EDMONTON -- Premier Kathleen Wynne said Thursday that Ontario won't ban the use of natural gas for home heating as part of its climate change action plan.
The plan hasn't been released yet, but the Liberals had been coy about details ever since a published report based on a leaked draft copy said the province would phase out fossil fuels for home heating.
But in her strongest statement yet on the issue, Wynne called the report "false," and said natural gas will "absolutely" be used to heat Ontario homes in the future.
"The criticism that we have been getting is that we were going to be banning natural gas, and that is not something that we're doing," Wynne said after meeting Alberta Premier Rachel Notley in Edmonton.
Natural gas is used to heat more than three-quarters of the homes in the province, and critics -- as well as natural gas suppliers -- warned that phasing it out would drive up energy costs for everyone.
"Replacing building heat and electricity would require $200 billion in investment in generation and distribution just to effectively duplicate what we've already spent on infrastructure," Enbridge Gas CEO Al Monaco said in Calgary on Thursday.
"That would more than double electricity rates in a province with very high electricity costs."
Notley said Ontario and Alberta may take different approaches to reducing their carbon footprints, but both agree something must be done.

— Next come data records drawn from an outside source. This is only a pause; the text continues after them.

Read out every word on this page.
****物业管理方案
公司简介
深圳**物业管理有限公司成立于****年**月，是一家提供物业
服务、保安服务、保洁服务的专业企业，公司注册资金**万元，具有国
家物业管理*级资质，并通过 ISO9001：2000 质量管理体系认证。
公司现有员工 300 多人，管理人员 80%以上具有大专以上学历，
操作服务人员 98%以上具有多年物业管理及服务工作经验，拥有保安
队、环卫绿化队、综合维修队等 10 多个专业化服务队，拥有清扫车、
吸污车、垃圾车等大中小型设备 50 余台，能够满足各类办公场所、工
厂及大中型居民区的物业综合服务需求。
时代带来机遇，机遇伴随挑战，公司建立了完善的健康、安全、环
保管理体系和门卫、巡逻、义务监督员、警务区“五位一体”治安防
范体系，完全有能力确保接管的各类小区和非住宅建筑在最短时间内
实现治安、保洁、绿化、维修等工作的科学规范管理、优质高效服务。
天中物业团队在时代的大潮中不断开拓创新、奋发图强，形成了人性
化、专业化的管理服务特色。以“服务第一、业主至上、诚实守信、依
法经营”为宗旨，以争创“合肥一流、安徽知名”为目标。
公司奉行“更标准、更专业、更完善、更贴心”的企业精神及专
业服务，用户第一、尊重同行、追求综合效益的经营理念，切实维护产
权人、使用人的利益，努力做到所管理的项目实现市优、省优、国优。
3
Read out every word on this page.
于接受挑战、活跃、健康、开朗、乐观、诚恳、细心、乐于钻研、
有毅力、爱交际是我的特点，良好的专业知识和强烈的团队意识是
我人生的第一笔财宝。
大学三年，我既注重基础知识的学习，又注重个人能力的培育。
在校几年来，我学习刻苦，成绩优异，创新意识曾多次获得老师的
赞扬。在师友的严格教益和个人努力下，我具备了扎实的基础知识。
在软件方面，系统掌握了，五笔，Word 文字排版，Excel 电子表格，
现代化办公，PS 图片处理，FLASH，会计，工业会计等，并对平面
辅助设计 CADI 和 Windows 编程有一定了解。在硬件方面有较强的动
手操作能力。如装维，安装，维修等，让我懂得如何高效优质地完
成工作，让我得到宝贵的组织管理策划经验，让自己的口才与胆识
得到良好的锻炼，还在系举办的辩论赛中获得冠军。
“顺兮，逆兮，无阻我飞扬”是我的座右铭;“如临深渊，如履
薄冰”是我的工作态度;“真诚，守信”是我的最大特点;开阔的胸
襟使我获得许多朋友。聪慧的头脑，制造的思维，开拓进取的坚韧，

"Some argue that climate change is either not real, or at least not caused by humans," she said. "Climate change denial is a dead end, for Alberta and all of Canada."
Wynne, who also signed an agreement with Notley to develop clean technologies to fight climate change, said she wasn't worried about California's weak market for carbon emissions.
Only about a tenth of the available pollution credits in California were sold in an auction last week as part of the state's cap-and-trade plan to reduce greenhouse gas emissions, and it raised $600 million less than expected.
Ontario is set to join the cap-and-trade program with California and Quebec next January, and has already started spending some of the $1.9 billion it expects to raise from the plan each year.
"California is ahead of us, and we've got some catching up to do," said Wynne. "We're pushing ahead, and there's a lot of innovation that I know can happen in Ontario, and that's what our cap-and-trade program is going to be about."
Ontario won't hold its first emissions auction until next spring, but has already announced how it will spend $1 billion of the revenue it hopes to generate.
The Liberals promised $900 million to retrofit social housing and apartment buildings to make them more energy-efficient, and $100 million to introduce so-called renewable natural gas into the supply mix.
Wynne will deliver a speech to the Calgary Chamber of Commerce on Friday, take part in a roundtable with business representatives and meet Mayor Naheed Nenshi.